14 Şubat 2018 Çarşamba
Kağıt-Kalem
Kimseye yetmek gibi bir derdim yok.
Kendimi toparlayamadım daha.
Hatta toparlanamadım daha.
İçime atayım diyorum.
Sonra "kalem" bana gel diyor.
Gel abi...
-Bunları yazmadan toparlayamazsın.
-Hatta toparlanamazsın.
"Kağıt" diyor ki:
-Ne oldu abi, ne derdin var?
+Cevap yok.
-Anlat işte abi, her şeyi biliyorum.
+Cevap yine yok.
-Düşünmemeyi denesene abi.
+Düşünmemeyi düşünüyorum lan.
+Nasıl deneyeyim?
"Kalem" yine soruyor.
-Abi, neden her şeyi bize anlatıyorsun?
+(Sessizlik)
Yok mu bir başkası?
Yok mu bize anlattıklarını dinleyen biri?
Derdine derman olan?
Bak bugün "sevgililer günü."
Yok mu gerçek sevgiyi sana gösteren?
Yok sanırım...
"Kağıt" araya giriyor.
Çok üstüne gidiyorsun.
Biraz rahat bırak.
Susuyor adam.
Belli ki sessiz çığlıkları var.
"Sessiz çığlık" nedir bilir misin?
Söylemek isteyip sustukların.
İçine attıkların.
Gözyaşların.
Birikir, birikir, birikir...
Her birikim bir sessiz çığlıktır aslında.
Yaşamayan bilmez.
Neyse...
-Abi, ben son bir şey soracağım. Sen "kalemi" boşver.
+Sor.
-Abi, geleceğe dair hayallerin var mı?
+Evet.
Cevap "evet" ama sor bakayım.
Bu hayalleri gerçekleştirecek heves kaldı mı?
Kalmadı işte...
Yalnız kalmayı istemek.
Kendini unutturmak.
Kendini de unutmak.
Bir süreliğine.
Hiç olmak.
Arkana dönüp bakmadan gitmek.
Terk-i diyar eylemek.
İnsanın en büyük sınavı bu.
Saat 00.02
Hayat çok kısa.
Kıymetini bilmek lazım.
Yeri geldiğinde çekip gitmek lazım.
Böyle karmaşık bir durum içindeyim vesselam.
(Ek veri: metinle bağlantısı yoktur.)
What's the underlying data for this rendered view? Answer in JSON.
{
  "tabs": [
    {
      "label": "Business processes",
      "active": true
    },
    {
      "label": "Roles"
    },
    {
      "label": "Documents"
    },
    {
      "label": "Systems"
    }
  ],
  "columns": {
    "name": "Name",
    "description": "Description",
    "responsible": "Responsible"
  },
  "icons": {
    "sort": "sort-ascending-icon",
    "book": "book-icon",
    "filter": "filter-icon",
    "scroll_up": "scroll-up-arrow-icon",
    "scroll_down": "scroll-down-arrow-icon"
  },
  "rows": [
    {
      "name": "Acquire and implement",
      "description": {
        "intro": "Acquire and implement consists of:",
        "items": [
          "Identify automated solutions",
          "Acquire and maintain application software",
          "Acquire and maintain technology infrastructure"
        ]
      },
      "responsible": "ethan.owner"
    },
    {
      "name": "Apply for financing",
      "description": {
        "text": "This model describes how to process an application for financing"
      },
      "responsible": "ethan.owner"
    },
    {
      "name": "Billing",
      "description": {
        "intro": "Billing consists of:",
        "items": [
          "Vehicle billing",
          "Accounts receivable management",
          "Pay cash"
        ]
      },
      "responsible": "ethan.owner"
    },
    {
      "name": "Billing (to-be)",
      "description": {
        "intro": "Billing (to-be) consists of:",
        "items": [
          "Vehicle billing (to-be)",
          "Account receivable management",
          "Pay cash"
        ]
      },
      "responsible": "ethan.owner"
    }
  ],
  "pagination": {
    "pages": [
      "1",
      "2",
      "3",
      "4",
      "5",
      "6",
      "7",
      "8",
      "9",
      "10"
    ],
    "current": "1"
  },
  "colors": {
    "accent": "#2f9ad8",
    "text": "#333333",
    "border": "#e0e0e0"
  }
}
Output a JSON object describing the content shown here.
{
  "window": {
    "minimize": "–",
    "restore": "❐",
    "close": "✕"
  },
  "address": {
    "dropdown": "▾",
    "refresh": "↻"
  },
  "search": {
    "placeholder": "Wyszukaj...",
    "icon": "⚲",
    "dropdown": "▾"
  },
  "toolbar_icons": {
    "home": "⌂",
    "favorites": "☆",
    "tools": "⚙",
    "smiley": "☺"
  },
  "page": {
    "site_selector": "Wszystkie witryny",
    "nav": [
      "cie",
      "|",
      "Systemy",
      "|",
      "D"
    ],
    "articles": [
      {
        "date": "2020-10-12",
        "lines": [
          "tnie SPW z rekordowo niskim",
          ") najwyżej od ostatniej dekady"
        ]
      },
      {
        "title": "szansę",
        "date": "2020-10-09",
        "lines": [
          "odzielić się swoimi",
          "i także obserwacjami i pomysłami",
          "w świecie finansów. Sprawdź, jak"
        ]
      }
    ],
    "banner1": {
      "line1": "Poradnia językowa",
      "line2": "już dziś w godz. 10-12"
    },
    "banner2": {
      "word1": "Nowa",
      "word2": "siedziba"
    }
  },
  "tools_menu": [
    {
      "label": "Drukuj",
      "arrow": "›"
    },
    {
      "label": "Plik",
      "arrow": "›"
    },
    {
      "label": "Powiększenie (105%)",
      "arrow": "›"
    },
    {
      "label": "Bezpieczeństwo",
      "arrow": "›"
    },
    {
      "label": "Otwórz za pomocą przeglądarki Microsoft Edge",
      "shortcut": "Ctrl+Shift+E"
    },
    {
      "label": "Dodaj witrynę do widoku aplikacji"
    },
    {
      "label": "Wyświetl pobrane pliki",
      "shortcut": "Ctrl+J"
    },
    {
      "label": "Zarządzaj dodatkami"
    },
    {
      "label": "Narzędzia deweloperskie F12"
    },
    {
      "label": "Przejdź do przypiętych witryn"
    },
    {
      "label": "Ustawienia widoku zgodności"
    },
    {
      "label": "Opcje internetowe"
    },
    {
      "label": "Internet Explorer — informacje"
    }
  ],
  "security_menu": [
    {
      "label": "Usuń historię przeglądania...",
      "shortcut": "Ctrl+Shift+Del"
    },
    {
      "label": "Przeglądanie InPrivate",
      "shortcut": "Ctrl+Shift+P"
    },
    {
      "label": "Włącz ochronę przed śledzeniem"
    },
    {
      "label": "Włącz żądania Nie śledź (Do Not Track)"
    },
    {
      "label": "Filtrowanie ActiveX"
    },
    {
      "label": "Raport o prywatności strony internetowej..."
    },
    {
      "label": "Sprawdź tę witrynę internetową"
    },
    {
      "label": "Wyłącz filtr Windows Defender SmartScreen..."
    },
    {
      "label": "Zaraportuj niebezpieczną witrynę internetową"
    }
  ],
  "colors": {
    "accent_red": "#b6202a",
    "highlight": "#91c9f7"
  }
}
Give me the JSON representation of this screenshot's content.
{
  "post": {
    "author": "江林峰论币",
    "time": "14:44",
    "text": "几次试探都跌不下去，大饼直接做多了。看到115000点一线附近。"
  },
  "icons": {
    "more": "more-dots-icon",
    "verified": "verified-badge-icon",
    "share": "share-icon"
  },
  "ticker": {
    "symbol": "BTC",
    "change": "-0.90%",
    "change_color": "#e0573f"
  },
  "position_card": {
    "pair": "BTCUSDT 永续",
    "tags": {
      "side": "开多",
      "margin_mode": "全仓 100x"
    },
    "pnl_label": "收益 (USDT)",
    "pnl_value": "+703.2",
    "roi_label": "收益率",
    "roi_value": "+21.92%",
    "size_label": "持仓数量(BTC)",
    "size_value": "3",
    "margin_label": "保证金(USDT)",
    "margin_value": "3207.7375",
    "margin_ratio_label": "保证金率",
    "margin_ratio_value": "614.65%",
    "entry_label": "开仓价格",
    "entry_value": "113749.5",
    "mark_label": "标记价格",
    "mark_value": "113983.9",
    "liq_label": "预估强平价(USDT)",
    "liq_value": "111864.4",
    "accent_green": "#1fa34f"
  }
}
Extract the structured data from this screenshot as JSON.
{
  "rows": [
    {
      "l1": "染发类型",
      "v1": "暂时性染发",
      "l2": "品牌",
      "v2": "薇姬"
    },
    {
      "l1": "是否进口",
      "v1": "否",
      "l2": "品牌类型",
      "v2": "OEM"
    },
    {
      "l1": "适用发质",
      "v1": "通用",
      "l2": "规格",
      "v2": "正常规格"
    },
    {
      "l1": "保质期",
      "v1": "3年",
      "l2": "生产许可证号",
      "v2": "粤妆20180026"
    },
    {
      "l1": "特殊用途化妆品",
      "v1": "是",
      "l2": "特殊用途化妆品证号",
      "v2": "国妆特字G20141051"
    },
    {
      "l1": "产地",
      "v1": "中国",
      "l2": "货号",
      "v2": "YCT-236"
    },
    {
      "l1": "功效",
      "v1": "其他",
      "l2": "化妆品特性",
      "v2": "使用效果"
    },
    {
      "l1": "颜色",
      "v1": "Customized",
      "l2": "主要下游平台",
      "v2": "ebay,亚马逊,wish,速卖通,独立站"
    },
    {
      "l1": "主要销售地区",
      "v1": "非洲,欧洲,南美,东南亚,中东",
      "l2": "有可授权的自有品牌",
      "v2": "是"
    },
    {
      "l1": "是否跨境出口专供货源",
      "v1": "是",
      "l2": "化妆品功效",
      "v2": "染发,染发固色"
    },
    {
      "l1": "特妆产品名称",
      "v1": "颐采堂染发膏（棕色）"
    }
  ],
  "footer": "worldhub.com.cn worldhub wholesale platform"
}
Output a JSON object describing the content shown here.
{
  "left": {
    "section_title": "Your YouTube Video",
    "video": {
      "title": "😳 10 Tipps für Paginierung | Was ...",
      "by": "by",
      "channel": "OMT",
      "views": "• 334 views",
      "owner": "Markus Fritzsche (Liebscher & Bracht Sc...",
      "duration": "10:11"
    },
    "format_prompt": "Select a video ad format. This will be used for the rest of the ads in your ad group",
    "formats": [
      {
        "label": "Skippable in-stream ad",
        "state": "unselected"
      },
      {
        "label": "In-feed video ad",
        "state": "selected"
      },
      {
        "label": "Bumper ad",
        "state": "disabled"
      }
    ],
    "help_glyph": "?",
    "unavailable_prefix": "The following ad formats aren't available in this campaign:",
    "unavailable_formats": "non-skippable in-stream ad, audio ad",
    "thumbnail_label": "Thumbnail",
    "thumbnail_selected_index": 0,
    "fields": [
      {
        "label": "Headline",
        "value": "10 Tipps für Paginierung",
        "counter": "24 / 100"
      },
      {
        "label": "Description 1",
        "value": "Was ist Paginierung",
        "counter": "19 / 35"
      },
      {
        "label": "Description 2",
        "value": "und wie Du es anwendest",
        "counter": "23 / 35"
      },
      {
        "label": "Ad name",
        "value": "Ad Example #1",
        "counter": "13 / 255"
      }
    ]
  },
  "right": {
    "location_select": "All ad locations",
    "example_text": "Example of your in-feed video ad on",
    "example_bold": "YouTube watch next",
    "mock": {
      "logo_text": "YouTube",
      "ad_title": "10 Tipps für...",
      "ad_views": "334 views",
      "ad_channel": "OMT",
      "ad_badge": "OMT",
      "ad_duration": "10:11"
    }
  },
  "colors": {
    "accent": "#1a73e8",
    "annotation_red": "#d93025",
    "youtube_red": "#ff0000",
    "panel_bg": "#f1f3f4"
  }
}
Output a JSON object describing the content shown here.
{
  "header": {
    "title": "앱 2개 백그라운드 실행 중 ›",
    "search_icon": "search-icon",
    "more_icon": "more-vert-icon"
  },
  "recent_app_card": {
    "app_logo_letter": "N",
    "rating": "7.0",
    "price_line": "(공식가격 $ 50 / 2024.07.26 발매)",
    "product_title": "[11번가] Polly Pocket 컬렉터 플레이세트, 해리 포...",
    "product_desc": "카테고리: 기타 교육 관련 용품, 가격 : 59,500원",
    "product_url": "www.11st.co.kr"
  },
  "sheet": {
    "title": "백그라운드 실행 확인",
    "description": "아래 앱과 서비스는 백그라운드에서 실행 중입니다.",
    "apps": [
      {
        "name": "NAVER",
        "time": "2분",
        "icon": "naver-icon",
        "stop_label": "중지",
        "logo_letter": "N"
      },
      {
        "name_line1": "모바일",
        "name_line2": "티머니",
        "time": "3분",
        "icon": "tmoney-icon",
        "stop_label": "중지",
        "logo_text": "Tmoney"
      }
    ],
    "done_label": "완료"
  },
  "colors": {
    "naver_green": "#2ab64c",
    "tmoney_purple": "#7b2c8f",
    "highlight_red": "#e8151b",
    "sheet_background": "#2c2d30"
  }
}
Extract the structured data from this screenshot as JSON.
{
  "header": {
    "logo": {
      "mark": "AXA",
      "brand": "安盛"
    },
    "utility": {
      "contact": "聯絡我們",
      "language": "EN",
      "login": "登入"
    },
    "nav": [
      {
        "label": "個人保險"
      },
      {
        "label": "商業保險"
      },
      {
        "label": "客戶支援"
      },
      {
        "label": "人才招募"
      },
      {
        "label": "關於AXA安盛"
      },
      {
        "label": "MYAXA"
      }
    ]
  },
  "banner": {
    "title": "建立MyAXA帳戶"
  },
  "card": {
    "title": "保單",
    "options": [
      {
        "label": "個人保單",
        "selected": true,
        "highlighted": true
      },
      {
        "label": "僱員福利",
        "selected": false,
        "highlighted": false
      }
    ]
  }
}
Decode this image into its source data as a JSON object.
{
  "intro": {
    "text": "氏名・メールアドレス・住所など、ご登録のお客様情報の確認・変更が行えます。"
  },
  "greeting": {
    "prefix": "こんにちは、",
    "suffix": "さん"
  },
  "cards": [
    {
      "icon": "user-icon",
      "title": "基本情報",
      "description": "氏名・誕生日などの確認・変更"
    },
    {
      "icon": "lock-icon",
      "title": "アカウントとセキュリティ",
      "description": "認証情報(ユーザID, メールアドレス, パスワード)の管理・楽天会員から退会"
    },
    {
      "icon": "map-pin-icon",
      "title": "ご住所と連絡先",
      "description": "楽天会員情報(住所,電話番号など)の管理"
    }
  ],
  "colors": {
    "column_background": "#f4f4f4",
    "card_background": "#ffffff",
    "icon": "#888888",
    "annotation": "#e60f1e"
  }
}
Ne kurtulabiliyorum, ne çözüm bulabiliyorum vesselam.
Üzgünüm bir hayli vesselam.
@Topalogluomur
4 Şubat 2018 Pazar
İnziva
İnzivaya çekiliyorum.
Her şeyden.
Herkesten.
Böyle "cinayet" gibi bir arabesk şarkı açıp.
Defalarca dinliyorum.
Mesela Orhan Gencebay.
-Geceler daha acımasız gündüzden.
Gecelerin ne suçu var?
Her şeyden sıkıldığımı hissediyorum.
Ürkütüyor beni bu durum.
Sanırım hayat; "kendine gel artık!" mesajını veriyor.
Yüreğim sıkışıyor.
Hatta nefes alamıyorum.
Düşüncelerim...
Olumlu, olumsuz her detay.
Özgürlüğüne kavuşmak isteyen bir köle gibi.
Bunu ifade edebilmek bile yoruyor.
Kelimelerin kifayetsiz kaldığı.
Cümlelerin kendilerini yormak istemediği.
Noktaların virgüllere isyan ettiği.
Olumlu, olumsuz her detay.
Sonra...
Boş vermeye başlıyorum.
Bu en korktuğum safha.
Ben detay severdim.
Bunu yapamam.
Ama artık çok geç.
"Boş ver."
Her şeyi bir kenara bırak.
-Hamal gibi sırtımda taşıyordum dertlerimin yükünü.
"Boş ver" dedik ya.
İyi gelmeye başlıyor.
Belki de bu bir kabulleniş.
Acıması yok tarif ettiğim duyguların.
İyi misin diye soracağını mı düşünüyorsun?
-Yok öyle bir dünya.
Hayatta en çok değer verdiğin şeyi kaybederek başlarsın.
Bu dünyaya alışmaya.
Alıştığını sanarsın.
Halbuki daha "yeni başlıyoruz!" der sana hayat.
Korkuyla hüzün arasında bir duygu karmaşası.
Sevdiğin şarkının nakaratını beklemek gibi.
Bir an önce gelse de söylesem dersin.
Ama gerçekten...
-Yok öyle bir dünya.
Hüzünleniyorsun.
Gözlerin uzaklarda.
Ağlıyorsun.
Yağmur da yağıyor inceden ince.
Gözyaşların yağmur damlalarına ayak uydurmak ister gibi.
İyi gelmeye başlıyor.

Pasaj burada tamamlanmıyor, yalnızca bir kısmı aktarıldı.